Missy had not loved her stepfather, and this comparison enraged her (though not by its novelty). Naturally, she could not look for sympathy to her mother, who had been devoted to her husband. So she had to bite her lips and keep time with her foot upon the tiles, to Miss Varian's fan upon the arm chair.
"There!" exclaimed the latter at this exasperating juncture. "There, I hear the whistle." No one else heard it of course, but no one ventured to dispute the correctness of the blind woman's wonderful hearing.
"Half an hour at least to wait," exclaimed Missy, almost crying as she flung herself into a chair. "And Peters will drive his slowest, and the tea will all be ruined. What can have kept the train so late." Mrs. Varian pressed her hand before her eyes. It seemed to her that another half hour of this fret and suspense would be worse than a calamity. But she had gone further in her matter than the vehement souls who bemoaned themselves beside her—she could be silent.
"I shall go and walk up and down on the piazza," said Missy, starting up, "I long for the fresh air."
Mrs. Varian looked appealing towards her, but she did not see it; and throwing a cloak over her shoulders, she went out on the piazza. It was a cool, clear October night; there was no moon, but there were hosts of stars, which she could dimly see through the great trees not yet bare of foliage, though the lawn was strewn with leaves. The air cooled and rested her; but her thoughts were still a trifle bloodthirsty.
"Poor mamma," she said to herself, glancing through the window, as she walked quickly to and fro, "poor mamma. If she could only come out and walk, and feel the fresh air on her face, and get away from Aunt Harriet. I believe I was contemptible to come away and leave her. I can see Aunt Harriet is saying something dreadful, from mamma's expression. I wish I could kill her." Missy allowed herself to think in highly colored language. She had so often said to herself that she would like to strangle Aunt Harriet, to drown her with her own hands, to hang her, that she had omitted to perceive that it wasn't altogether right. She stood at the window looking in, holding her cloak together with one hand, and with the other holding up her dress from the floor of the piazza, which was wet with dew.
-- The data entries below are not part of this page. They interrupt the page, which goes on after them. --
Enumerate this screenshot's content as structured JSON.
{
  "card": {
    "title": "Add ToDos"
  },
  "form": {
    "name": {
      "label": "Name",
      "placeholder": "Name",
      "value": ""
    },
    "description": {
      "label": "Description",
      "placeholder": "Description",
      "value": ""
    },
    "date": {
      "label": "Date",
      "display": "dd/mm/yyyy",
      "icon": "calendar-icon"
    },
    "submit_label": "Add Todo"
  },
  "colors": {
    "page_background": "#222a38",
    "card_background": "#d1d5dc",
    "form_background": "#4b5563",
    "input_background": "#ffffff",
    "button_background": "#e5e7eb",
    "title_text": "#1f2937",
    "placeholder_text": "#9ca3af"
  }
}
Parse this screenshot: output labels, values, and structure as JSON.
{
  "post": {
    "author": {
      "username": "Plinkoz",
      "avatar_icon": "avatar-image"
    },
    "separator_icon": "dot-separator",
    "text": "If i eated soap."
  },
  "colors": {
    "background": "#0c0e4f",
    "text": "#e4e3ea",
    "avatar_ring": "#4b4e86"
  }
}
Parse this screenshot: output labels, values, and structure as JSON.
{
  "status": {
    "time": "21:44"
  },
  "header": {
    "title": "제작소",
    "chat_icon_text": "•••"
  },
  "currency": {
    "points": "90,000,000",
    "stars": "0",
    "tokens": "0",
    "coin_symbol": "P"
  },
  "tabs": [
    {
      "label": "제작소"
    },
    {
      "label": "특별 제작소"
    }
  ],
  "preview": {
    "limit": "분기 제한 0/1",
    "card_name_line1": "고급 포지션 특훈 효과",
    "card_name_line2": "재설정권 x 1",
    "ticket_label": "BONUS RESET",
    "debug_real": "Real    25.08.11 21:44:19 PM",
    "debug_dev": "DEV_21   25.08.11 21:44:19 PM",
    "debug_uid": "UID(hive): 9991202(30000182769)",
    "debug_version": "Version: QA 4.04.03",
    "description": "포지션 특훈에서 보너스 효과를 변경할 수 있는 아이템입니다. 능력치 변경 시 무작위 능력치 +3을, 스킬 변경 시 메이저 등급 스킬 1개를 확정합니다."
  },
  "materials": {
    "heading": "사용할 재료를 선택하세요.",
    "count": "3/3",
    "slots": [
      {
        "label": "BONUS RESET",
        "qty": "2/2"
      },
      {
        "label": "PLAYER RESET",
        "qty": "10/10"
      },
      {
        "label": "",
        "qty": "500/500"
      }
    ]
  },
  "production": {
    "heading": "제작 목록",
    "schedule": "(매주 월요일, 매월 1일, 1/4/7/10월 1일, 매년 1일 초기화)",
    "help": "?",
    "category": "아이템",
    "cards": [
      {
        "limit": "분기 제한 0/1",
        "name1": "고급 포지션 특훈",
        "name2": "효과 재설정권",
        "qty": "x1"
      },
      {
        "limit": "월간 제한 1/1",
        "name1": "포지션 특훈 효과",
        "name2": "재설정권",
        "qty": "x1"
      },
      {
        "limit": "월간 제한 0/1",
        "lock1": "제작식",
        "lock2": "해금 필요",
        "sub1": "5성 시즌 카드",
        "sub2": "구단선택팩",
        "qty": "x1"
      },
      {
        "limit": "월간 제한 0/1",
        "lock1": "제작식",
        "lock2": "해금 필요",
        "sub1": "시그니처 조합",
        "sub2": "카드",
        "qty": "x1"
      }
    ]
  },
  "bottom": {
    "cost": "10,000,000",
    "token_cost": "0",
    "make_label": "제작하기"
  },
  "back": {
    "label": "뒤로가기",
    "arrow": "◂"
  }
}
So she had no hand left to clench as she looked at her; but she set her teeth together vindictively and knit her brow.
"If ever there was a wicked woman!" she exclaimed below her breath. She certainly wasn't a handsome woman, as Missy looked at her, sitting in rather a stiff chair by the fire-place, with her feet on a stool. She was heavily built, and her clothes were put on awkwardly, as if they did not belong to her, or had not been put on by her. She was nodding her head in a peremptory way as she said the thing that Missy was sure was distressing her mother. Then Missy watched while her mother, with a look of more open suffering than was usual with her, leaned her head back upon the pillows, and pressed her hands silently together. "How pretty she is, poor mamma," she thought. "Every one admires her, though she is so faded and suffering. Beauty is a great gift," and then she began slowly to walk up and down, gazing in at the windows as she passed them, and looking at the picture framed by the hangings within. The light of the fire and the light of the lamp both fell on the reclining figure of her mother. Her face had resumed its ordinary quiet, and her graceful white hands were lying unclasped on the rich shawl spread over her. Her face was still beautiful in outline; her hair was brown and soft; there was something pathetic in her eyes. She was graceful, refined and elegant, the sort of woman that men always serve with alacrity and a shade of chivalry, even when she is faded and no longer young. She was dependent and not particularly practical; but there were always plenty to take care of her, and to do the part of life for which she was unfitted. If a woman can't take care of herself, there are generally enough ready to do it for her.